Did you know the X-Com series had a weird, third-person shooter? I sure didn’t. But apparently I bought it at some point in a classic X-Com game bundle. This was my first draw in the Steam Roulette, so I am obligated to see what it’s all about. Let’s see how it lives up to the rich, tactical, alien-murdering strategy that the series is known for.
Release Date: (NA) April 18, 2001, (EU) October 26, 2001
Before starting out on this adventure, I did what any good PC gamer would do and went straight to the game options to tweak my graphics settings. The default resolution was 800 x 600, which was a bit of an eye sore and in need of an increase. I only hope my GTX 1070 can handle this task.
After you select single player to start this rich campaign, you have to pick a “skin” for your character. These are simple color swaps on top of a hulking, odd robot looking dude. I chose this badass looking black and red skin. The character model still looks pretty dumb though.
Once I completed the expansive character creation, I was dropped into a cut-scene where some scientist was expositing at me. This scientist explains that he created me (The Enforcer) to defeat the hordes of aliens attacking. I kind of thought this is what the whole X-Com program was for. The Wikipedia entry for the game explains that this takes place in an alternate time line from the main games. Well okay. There’s not more story to be told here, so it’s time to enter the action.
Through the tutorial level and the following missions, the scientist will continue to chime in and yell at you every few seconds. It gets kind of grating fast, because the game assumes you need help when really you’re just exploring or looking for collectibles.
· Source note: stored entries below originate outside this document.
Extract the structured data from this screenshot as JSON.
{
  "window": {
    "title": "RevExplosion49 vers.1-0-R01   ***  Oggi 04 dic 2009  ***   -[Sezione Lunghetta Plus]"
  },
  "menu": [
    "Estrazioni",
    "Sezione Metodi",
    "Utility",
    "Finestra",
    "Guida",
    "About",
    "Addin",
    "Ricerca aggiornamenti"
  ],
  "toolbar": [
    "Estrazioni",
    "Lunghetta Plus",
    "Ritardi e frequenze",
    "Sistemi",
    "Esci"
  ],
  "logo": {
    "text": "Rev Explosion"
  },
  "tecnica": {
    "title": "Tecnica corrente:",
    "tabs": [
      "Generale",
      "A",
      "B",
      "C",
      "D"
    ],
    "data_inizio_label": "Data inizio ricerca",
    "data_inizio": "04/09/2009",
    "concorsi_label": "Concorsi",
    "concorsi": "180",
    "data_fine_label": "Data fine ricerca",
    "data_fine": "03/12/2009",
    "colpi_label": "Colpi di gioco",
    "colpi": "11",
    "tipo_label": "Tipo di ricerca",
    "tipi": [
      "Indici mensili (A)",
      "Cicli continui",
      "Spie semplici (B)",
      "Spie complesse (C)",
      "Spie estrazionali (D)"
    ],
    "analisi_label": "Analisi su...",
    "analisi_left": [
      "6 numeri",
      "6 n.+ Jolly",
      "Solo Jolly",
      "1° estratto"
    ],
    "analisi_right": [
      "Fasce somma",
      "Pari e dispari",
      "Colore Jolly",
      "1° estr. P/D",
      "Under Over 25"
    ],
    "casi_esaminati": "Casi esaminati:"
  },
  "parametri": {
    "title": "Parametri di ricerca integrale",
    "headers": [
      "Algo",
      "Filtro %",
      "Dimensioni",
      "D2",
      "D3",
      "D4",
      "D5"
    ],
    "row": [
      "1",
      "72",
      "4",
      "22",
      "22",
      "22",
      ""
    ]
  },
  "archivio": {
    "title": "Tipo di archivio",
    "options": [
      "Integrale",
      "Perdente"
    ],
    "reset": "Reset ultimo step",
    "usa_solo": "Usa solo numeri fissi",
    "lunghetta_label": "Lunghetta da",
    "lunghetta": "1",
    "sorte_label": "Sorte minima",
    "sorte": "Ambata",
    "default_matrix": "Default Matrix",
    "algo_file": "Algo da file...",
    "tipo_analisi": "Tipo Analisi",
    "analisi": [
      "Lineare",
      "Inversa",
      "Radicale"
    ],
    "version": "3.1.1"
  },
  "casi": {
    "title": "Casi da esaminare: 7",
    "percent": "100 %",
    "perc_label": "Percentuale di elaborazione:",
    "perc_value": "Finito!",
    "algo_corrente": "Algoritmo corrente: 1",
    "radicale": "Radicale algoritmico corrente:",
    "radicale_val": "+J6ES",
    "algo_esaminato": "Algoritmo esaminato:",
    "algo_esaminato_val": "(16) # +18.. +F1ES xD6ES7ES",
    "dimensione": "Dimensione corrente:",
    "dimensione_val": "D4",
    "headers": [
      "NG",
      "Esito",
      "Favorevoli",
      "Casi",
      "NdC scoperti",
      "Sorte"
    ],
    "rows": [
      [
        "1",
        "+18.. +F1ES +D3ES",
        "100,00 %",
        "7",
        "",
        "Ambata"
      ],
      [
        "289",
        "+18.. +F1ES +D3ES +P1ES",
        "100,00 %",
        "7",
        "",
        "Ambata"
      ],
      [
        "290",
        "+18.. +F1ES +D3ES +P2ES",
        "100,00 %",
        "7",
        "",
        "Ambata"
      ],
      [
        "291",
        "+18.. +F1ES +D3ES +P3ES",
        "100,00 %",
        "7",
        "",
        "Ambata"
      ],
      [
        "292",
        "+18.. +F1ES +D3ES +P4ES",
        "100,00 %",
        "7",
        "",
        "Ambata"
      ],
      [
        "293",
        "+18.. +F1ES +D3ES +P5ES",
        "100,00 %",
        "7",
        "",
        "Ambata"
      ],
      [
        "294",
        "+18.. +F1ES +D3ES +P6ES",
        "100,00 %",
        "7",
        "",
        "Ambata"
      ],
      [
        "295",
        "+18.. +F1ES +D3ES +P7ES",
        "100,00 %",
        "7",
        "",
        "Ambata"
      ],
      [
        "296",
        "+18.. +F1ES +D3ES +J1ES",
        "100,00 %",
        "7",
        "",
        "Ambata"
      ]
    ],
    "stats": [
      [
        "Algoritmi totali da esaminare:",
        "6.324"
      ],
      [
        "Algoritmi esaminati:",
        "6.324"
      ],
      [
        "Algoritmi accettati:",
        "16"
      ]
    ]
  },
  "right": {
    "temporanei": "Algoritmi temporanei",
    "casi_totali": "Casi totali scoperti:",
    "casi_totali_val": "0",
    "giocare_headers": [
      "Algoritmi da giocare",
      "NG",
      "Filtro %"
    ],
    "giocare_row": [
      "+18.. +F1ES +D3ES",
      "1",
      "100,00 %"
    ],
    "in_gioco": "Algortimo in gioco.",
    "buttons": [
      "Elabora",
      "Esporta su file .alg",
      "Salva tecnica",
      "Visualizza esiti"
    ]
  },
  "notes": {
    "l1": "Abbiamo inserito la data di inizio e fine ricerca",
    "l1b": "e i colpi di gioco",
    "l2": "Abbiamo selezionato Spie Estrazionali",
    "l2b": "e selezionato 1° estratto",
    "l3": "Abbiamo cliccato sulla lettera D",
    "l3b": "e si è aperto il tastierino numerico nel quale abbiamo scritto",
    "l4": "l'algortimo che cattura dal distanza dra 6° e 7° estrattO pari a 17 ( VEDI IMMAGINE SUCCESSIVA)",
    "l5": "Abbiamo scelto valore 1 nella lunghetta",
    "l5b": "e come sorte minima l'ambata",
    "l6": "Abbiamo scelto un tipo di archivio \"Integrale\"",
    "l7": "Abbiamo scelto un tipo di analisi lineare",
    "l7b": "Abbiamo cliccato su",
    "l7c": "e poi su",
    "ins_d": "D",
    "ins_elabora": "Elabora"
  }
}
It also doesn’t help that the character sounds like somebody reading lines in some kind of stereotypical nerdy sounding scientist voice with a speech impediment.
ADVENTURES IN ALIEN LAW ENFORCEMENT
The missions are pretty straightforward. You are given one or two objectives and then dropped into a fairly linear stage. These objectives could be “Destroy X alien transponders” or “Rescue Y citizens”. The stages are chock full of aliens that take issue with you pursuing these goals, so you’ll have to take them down with your massive array of weapons (though you can only hold two at a time). Enemies are typical X-Com fare and look like the ones you would be shooting in squads strategically in another timeline.
While you are slaying extra-terrestrials and breaking open wooden boxes, you are picking up “Data Points”. Between levels you get to use those hard earned Data Points on upgrades for your Enforcer. This stuff is prohibitively expensive. I didn’t see an option of repeating past levels for points so I guess you have to make some hard decisions here. Note that all of the gray squares and circles are locked upgrades. You’ve got to find these upgrades hidden somewhere in the levels to have the privilege of spending your points fortune on them. How generous!
Speaking of collecting, if you collect all of the hidden B-O-N-U-S letters in a level, you have the privledge of going to a bonus level afterwards for more data points. I wasn’t particularly enjoying the levels I was playing, but I was driven by a foolish sense of completionism to track down the letters. Fortunately, the levels I played were fairly linear and these letters weren’t too difficult to track down.
In one bonus level I was tasked with the heroic feat of breaking a bunch of wooden crates for data points. In another I received my reward by being dropped in this top-down maze reminsicient of Pac-man, where I was immediately swarmed by tens of aliens and murdered.
The controls were kind of a hot mess. To give an idea of how old this game is, the movement keys were mapped to the arrow keys on default, not WASD. Fortunately, the game gives you the option to re-map, so I changed my setup to something more contemporary. However, X-com Enforcer doesn’t seem to know what to do with the mouse. You can aim with the mouse by holding down the right mouse button which creates a reticle on the screen that you can move, but that seems to be about it. I couldn’t tell how to assign a free-look to the mouse, so my character was doomed to charge forward with a stiff neck, since I refused to use keyboard inputs dedicated to “Look Up” and “Look Down”.
I AM THE LAST ENFORCER STANDING
With only a few minutes in the hour left and having just wrapped up another single-player level, I decided to exit out to the menu and try multiplayer for kicks. I had absolutely no doubt in my mind that this would not pan out to anything, and I was kind of afraid to meet somebody else who was actually on here still playing. After making sure my internet connection settings were up to date, I sought out a match.
My hypothetical fears were unfounded, however, as the game couldn’t find the Gamespy server that hosts the multiplayer matches. Does Gamespy even still exist?? Anyway, don’t look for this game at any eSports competitions any time soon.
FINAL RATING: Maybe Later…
It wasn’t outright terrible, but it’s definitely not a priority. It was decent while it lasted, anyway, and seems like it should be a short romp.